I’ve been eating more fruit and vegetables and feel better physically. A lady I know is doing the same, but recently had what can best be described as a “watermelon accident.” And it had nothing to do with what supposedly happens when a woman swallows the seeds.

As a mutual friend tells the story, she bought the watermelon, took it home, put it on the kitchen counter and then went out for a while. Upon her return, she found that the watermelon had, to all appearances, exploded.


“Exploded,” my friend said. “She went into the kitchen and there was water all over the floor. There was a big chunk out of the watermelon and nothing left in it but the rind. Pieces of watermelon had flown all over the place, and she told me it took three hours to clean up.”

The lady had followed all of the proper procedures. She selected the watermelon because it looked good, and then she picked it up, hefted it, sniffed it and thumped it ... did everything but kick its tires ... before taking it home, only to have it blow up.

Lee Ermey, the ex-Marine gunnery sergeant who hosts TV’s “Mail Call,” likes to annihilate watermelons with everything from crossbows to .50-caliber machine guns, but he couldn’t have been involved. If you were to ask Gunny Ermey, he’d probably say that, “You should handle all five-second watermelons like they have three-second fuses.”

I searched the Internet, but was unable to find a case in which a watermelon had detonated spontaneously without help from such outside agencies as a firecracker or a .300 Weatherby Magnum, or after being filled with liquid nitrogen or some gas-producing chemical compound.

Speaking of gas-producing chemical compounds, I plan to tell our unfortunate friend when I next see her that, all things considered, it probably was a good thing the watermelon went off before she ate it.

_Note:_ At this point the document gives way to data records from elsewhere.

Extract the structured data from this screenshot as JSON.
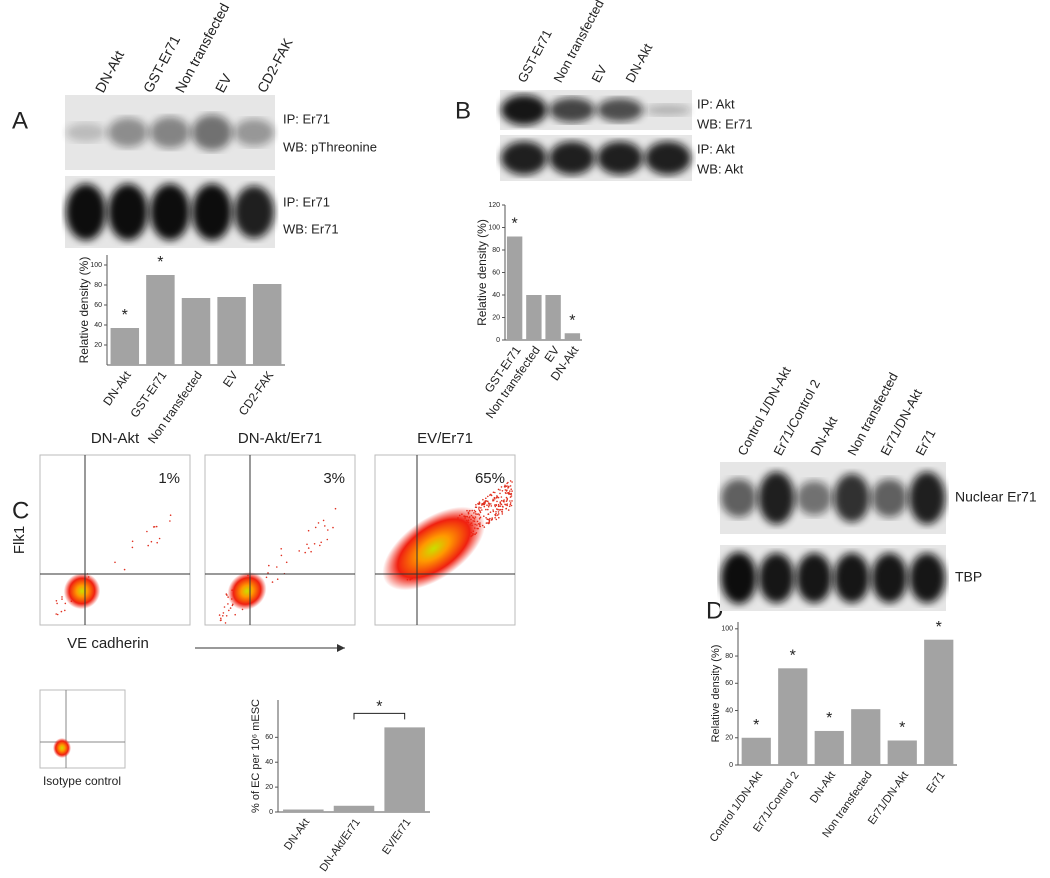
{
  "chart_data": [
    {
      "type": "bar",
      "y_label": "Relative density (%)",
      "categories": [
        "DN-Akt",
        "GST-Er71",
        "Non transfected",
        "EV",
        "CD2-FAK"
      ],
      "values": [
        37,
        90,
        67,
        68,
        81
      ],
      "color": "#a3a3a3",
      "ylim": [
        0,
        110
      ],
      "yticks": [
        20,
        40,
        60,
        80,
        100
      ],
      "annotations": [
        {
          "category": "DN-Akt",
          "text": "*"
        },
        {
          "category": "GST-Er71",
          "text": "*"
        }
      ]
    },
    {
      "type": "bar",
      "y_label": "Relative density (%)",
      "categories": [
        "GST-Er71",
        "Non transfected",
        "EV",
        "DN-Akt"
      ],
      "values": [
        92,
        40,
        40,
        6
      ],
      "color": "#a3a3a3",
      "ylim": [
        0,
        120
      ],
      "yticks": [
        0,
        20,
        40,
        60,
        80,
        100,
        120
      ],
      "annotations": [
        {
          "category": "GST-Er71",
          "text": "*"
        },
        {
          "category": "DN-Akt",
          "text": "*"
        }
      ]
    },
    {
      "type": "bar",
      "y_label": "% of EC per 10⁶ mESC",
      "categories": [
        "DN-Akt",
        "DN-Akt/Er71",
        "EV/Er71"
      ],
      "values": [
        2,
        5,
        68
      ],
      "color": "#a3a3a3",
      "ylim": [
        0,
        90
      ],
      "yticks": [
        0,
        20,
        40,
        60
      ],
      "annotations": [
        {
          "from": "DN-Akt/Er71",
          "to": "EV/Er71",
          "text": "*"
        }
      ]
    },
    {
      "type": "bar",
      "y_label": "Relative density (%)",
      "categories": [
        "Control 1/DN-Akt",
        "Er71/Control 2",
        "DN-Akt",
        "Non transfected",
        "Er71/DN-Akt",
        "Er71"
      ],
      "values": [
        20,
        71,
        25,
        41,
        18,
        92
      ],
      "color": "#a3a3a3",
      "ylim": [
        0,
        105
      ],
      "yticks": [
        0,
        20,
        40,
        60,
        80,
        100
      ],
      "annotations": [
        {
          "category": "Control 1/DN-Akt",
          "text": "*"
        },
        {
          "category": "Er71/Control 2",
          "text": "*"
        },
        {
          "category": "DN-Akt",
          "text": "*"
        },
        {
          "category": "Er71/DN-Akt",
          "text": "*"
        },
        {
          "category": "Er71",
          "text": "*"
        }
      ]
    }
  ],
  "panels": [
    {
      "letter": "A",
      "lanes": [
        "DN-Akt",
        "GST-Er71",
        "Non transfected",
        "EV",
        "CD2-FAK"
      ],
      "blot_labels": [
        "IP: Er71",
        "WB: pThreonine",
        "IP: Er71",
        "WB: Er71"
      ]
    },
    {
      "letter": "B",
      "lanes": [
        "GST-Er71",
        "Non transfected",
        "EV",
        "DN-Akt"
      ],
      "blot_labels": [
        "IP: Akt",
        "WB: Er71",
        "IP: Akt",
        "WB: Akt"
      ]
    },
    {
      "letter": "C",
      "flow": [
        {
          "title": "DN-Akt",
          "percent": "1%"
        },
        {
          "title": "DN-Akt/Er71",
          "percent": "3%"
        },
        {
          "title": "EV/Er71",
          "percent": "65%"
        }
      ],
      "y_label": "Flk1",
      "x_label": "VE cadherin",
      "isotype": "Isotype control"
    },
    {
      "letter": "D",
      "lanes": [
        "Control 1/DN-Akt",
        "Er71/Control 2",
        "DN-Akt",
        "Non transfected",
        "Er71/DN-Akt",
        "Er71"
      ],
      "blot_labels": [
        "Nuclear Er71",
        "TBP"
      ]
    }
  ]
}
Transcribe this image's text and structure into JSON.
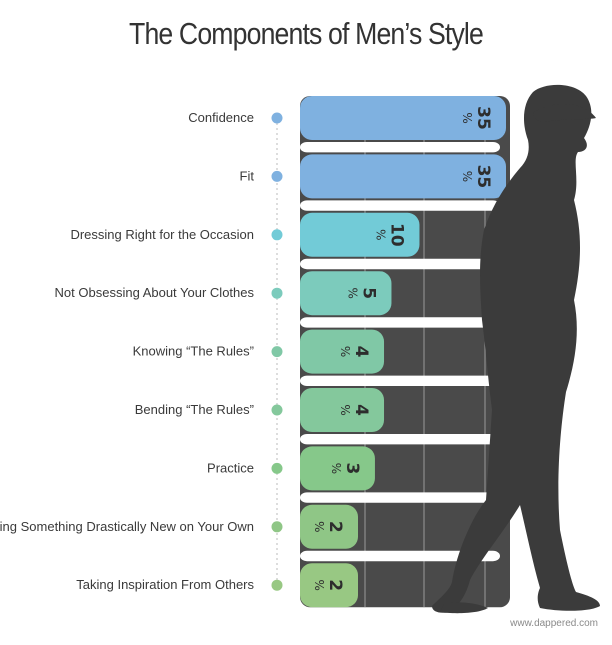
{
  "chart_data": {
    "type": "bar",
    "title": "The Components of Men’s Style",
    "categories": [
      "Confidence",
      "Fit",
      "Dressing Right for the Occasion",
      "Not Obsessing About Your Clothes",
      "Knowing “The Rules”",
      "Bending “The Rules”",
      "Practice",
      "Trying Something Drastically New on Your Own",
      "Taking Inspiration From Others"
    ],
    "values": [
      35,
      35,
      10,
      5,
      4,
      4,
      3,
      2,
      2
    ],
    "value_suffix": "%",
    "colors": [
      "#7fb1e0",
      "#7fb1e0",
      "#72cbd7",
      "#7ccbbc",
      "#80c8a6",
      "#84c89c",
      "#86c88a",
      "#8fc686",
      "#98c883"
    ],
    "panel_color": "#4a4a4a",
    "silhouette_color": "#3b3b3b"
  },
  "credit": "www.dappered.com"
}
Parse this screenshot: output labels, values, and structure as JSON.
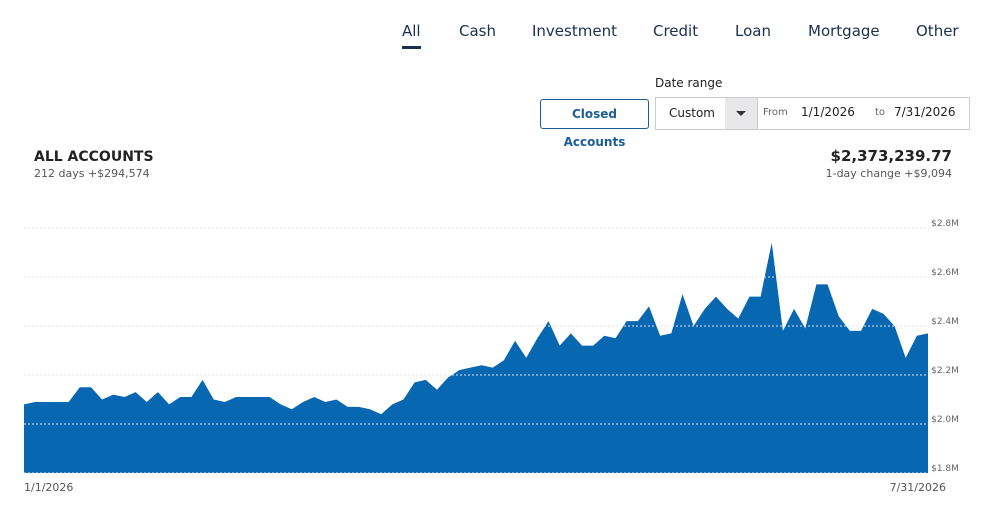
{
  "tabs": [
    "All",
    "Cash",
    "Investment",
    "Credit",
    "Loan",
    "Mortgage",
    "Other"
  ],
  "active_tab": "All",
  "date_range": {
    "label": "Date range",
    "closed_accounts": "Closed Accounts",
    "select": "Custom",
    "from_label": "From",
    "from": "1/1/2026",
    "to_label": "to",
    "to": "7/31/2026"
  },
  "summary": {
    "title": "ALL ACCOUNTS",
    "subtitle": "212 days +$294,574",
    "total": "$2,373,239.77",
    "change": "1-day change +$9,094"
  },
  "chart_data": {
    "type": "area",
    "categories": [
      "1/1/2026",
      null,
      null,
      null,
      null,
      null,
      null,
      null,
      null,
      null,
      null,
      null,
      null,
      null,
      null,
      null,
      null,
      null,
      null,
      null,
      null,
      null,
      null,
      null,
      null,
      null,
      null,
      null,
      null,
      null,
      null,
      null,
      null,
      null,
      null,
      null,
      null,
      null,
      null,
      null,
      null,
      null,
      null,
      null,
      null,
      null,
      null,
      null,
      null,
      null,
      null,
      null,
      null,
      null,
      null,
      null,
      null,
      null,
      null,
      null,
      null,
      null,
      null,
      null,
      null,
      null,
      null,
      null,
      null,
      null,
      null,
      null,
      null,
      null,
      null,
      null,
      null,
      null,
      null,
      null,
      null,
      "7/31/2026"
    ],
    "series": [
      {
        "color": "#0767b0",
        "values": [
          2.08,
          2.09,
          2.09,
          2.09,
          2.09,
          2.15,
          2.15,
          2.1,
          2.12,
          2.11,
          2.13,
          2.09,
          2.13,
          2.08,
          2.11,
          2.11,
          2.18,
          2.1,
          2.09,
          2.11,
          2.11,
          2.11,
          2.11,
          2.08,
          2.06,
          2.09,
          2.11,
          2.09,
          2.1,
          2.07,
          2.07,
          2.06,
          2.04,
          2.08,
          2.1,
          2.17,
          2.18,
          2.14,
          2.19,
          2.22,
          2.23,
          2.24,
          2.23,
          2.26,
          2.34,
          2.27,
          2.35,
          2.42,
          2.32,
          2.37,
          2.32,
          2.32,
          2.36,
          2.35,
          2.42,
          2.42,
          2.48,
          2.36,
          2.37,
          2.53,
          2.4,
          2.47,
          2.52,
          2.47,
          2.43,
          2.52,
          2.52,
          2.74,
          2.38,
          2.47,
          2.39,
          2.57,
          2.57,
          2.44,
          2.38,
          2.38,
          2.47,
          2.45,
          2.4,
          2.27,
          2.36,
          2.37
        ]
      }
    ],
    "ylim": [
      1.8,
      2.8
    ],
    "yticks": [
      {
        "value": 1.8,
        "label": "$1.8M"
      },
      {
        "value": 2.0,
        "label": "$2.0M"
      },
      {
        "value": 2.2,
        "label": "$2.2M"
      },
      {
        "value": 2.4,
        "label": "$2.4M"
      },
      {
        "value": 2.6,
        "label": "$2.6M"
      },
      {
        "value": 2.8,
        "label": "$2.8M"
      }
    ],
    "grid": true
  }
}
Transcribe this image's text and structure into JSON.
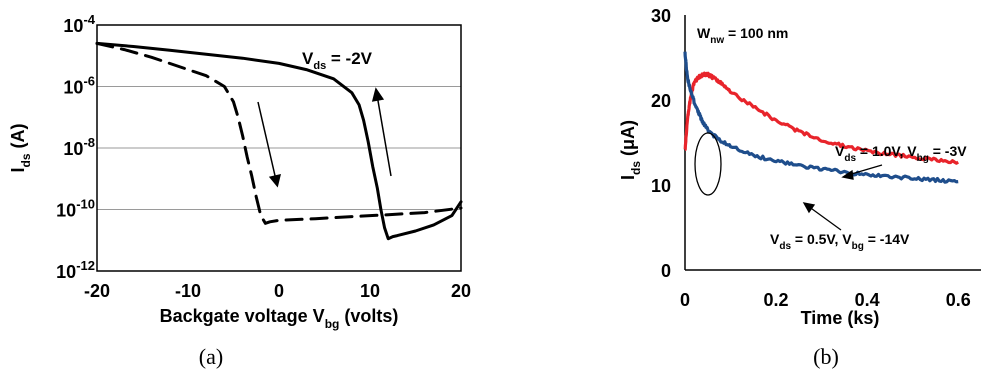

The gastrointestinal consequences of consuming live-ordnance watermelon would have manifested themselves suddenly and in spectacular fashion, and could have seriously impacted her social standing — particularly if people were hit by shrapnel .

Another friend has been on a self-imposed diet that requires him to eat a lot of fruit. As he describes it, you start by eating your apples, bananas and oranges just as they come from the market. After a few weeks of this have passed, you put the fruit in the freezer and eat it cold for a spell. The next stage is taking the fruit and slicing it.

“The idea,” he said, “is that you keep changing the form, and this keeps you from getting tired of it.”

I told him the most likely result is that after he’s gone through the cycle a couple of times, he’ll want to deep-fry everything he eats.

Then he began to talk about an egg sandwich his wife recently fixed him for breakfast.

“It was the first egg sandwich I’ve had in three weeks,” he said. “It may have been the best egg sandwich I ever had, and I ate it slowly. I took tiny little bites and chewed each bite a hundred times, just to make it last, because I didn’t know when I was going to get another one.”

Another fellow interjected that if his wife would let him, he’d eat eggs at every meal. He loves eggs. I agreed, and so did another guy, who said he actually likes his egg sandwiches with the yolk left intact and a bit runny.

It was then that the first man’s wife said she had removed the yolk from her husband’s egg sandwich and mixed a bit of mustard in with the white to give it some taste and color.

“There was no yolk in my egg sandwich?” the guy asked her, his face absolutely blank. “You took the yolk out of the egg in my egg sandwich? I loved that egg sandwich, and now you tell me there was no yolk in it?

“You know that dinner I’m going to, tomorrow?” he went on. “They’re going to give me a steak. I’ve paid for that steak, and I’m going to eat every bite of it. I’m going to put sour cream on my baked potato and eat every bite of that, too.”

I didn’t have the heart to ask my friend why it made any difference what his wife had put in it, if it was indeed the best egg sandwich he’d ever had. The next time I make an egg sandwich, I’ll add a little mustard.

I will, however, leave the yolk in it.


The friend I told you about last week has had a successful surgery, and the outlook is hopeful. Thank you for your prayers, and please keep them coming because he and his family still have a tough haul ahead of them.